O jornal online Observador analisou relatórios e contas dos fundos geridos pela GNB e descobriu avisos e alertas dos auditores dos negócios, nomeadamente por vendas abaixo das avaliações e dos valores de balanço nas contas de 2019 e vendas forçadas que levaram a perdas para o próprio fundo e para o banco.

O Observador menciona a auditora Baker Tilly que aponta que, nos “últimos exercícios, têm sido concretizadas alienações por parte do Fundo e daquelas empresas participadas, de alguns ativos por valores significativamente abaixo dos seus valores de balanço, em resultado de vendas forçadas e de que resultam menos-valias significativas“.

O jornal dá o exemplo de um imóvel avaliado em 6,2 milhões de euros que “foi alienado por cerca de 1,1 milhões de euros, tendo sido registada uma menos valia de cerca de 5,1 milhões de euros”, disse a auditoria do negócio. Outra sociedade, a Quinta da Areia, foi adquirida por 11,9 milhões em 2012, e acordada a sua venda no ano passado por cerca de 515 mil euros, apesar de estar valorizada em cinco milhões de euros em 2018.

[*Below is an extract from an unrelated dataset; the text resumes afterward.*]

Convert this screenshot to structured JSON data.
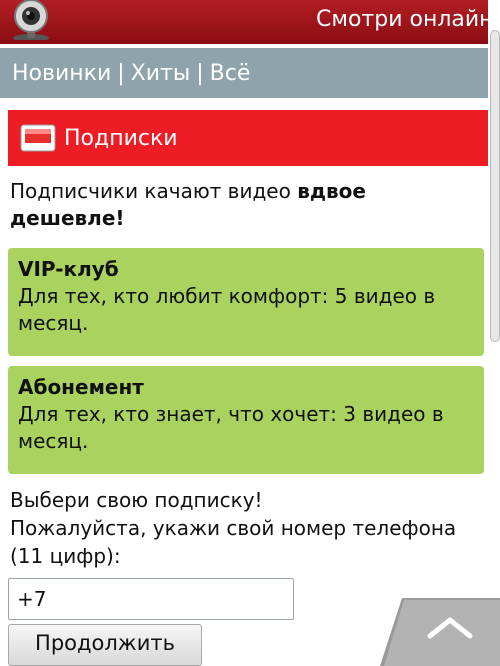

As operações podem ter impacto no dinheiro que o banco pede ao Fundo de Resolução, que precisa de dinheiro do Estado para cumprir as suas responsabilidades. Para já, o Novo Banco aponta para um impacto reduzido destas perdas nos pedidos de capital com recursos a dinheiros públicos.

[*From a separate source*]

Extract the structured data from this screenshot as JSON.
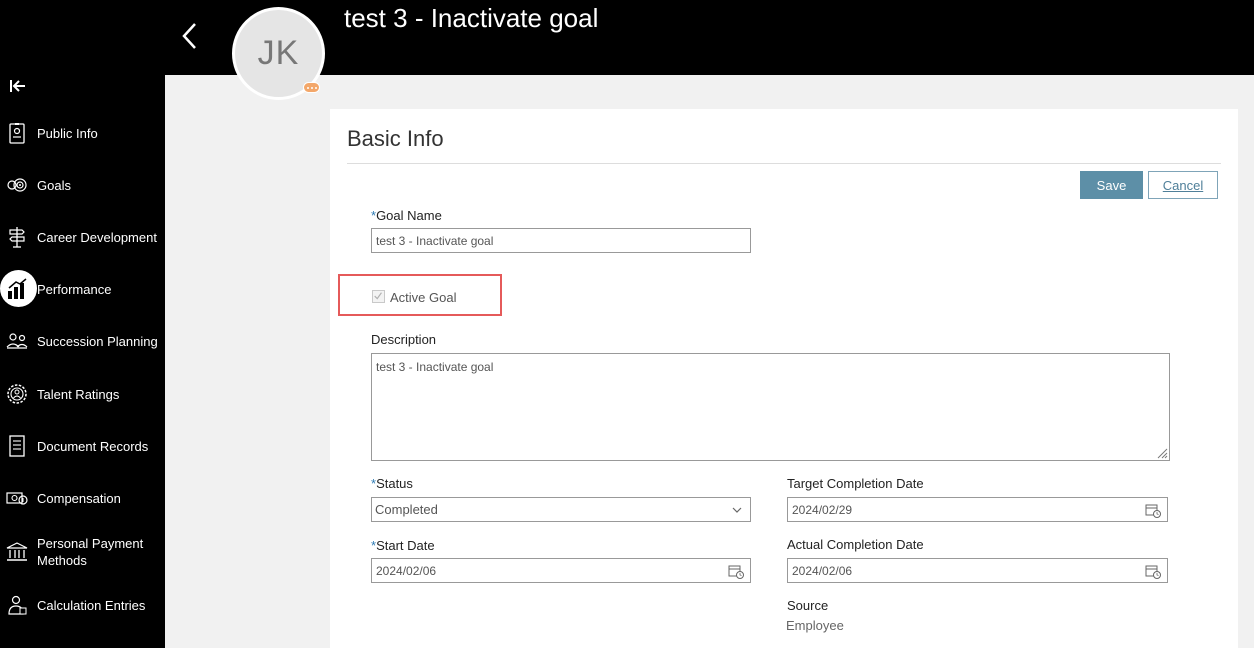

Contactado pelo Observador, o Novo Banco disse as operações que “decorrem do facto de os objetivos e timings de desinvestimento colocarem pressão adicional nos valores concretizados de venda dos imóveis face à sua avaliação em carteira. No entanto, é de realçar que todas as alienações de ativos foram realizadas com base em processos de venda competitivos e feitas ao melhor preço recebido”.

A auditoria independente ao Novo Banco pela Deloitte é aguardada com expectativa, principalmente depois de ter sido noticiadas suspeitas sobre a venda de imóveis e pelas sucessivas injeções de capital pelo Fundo de Resolução com recurso a financiamento dos contribuintes. Porém, a consultora falhou o prazo limite que o Executivo lhe tinha dado para apresentar as suas conclusões, o que fez com que o Governo suspendesse todas as eventuais operações de venda de ativos.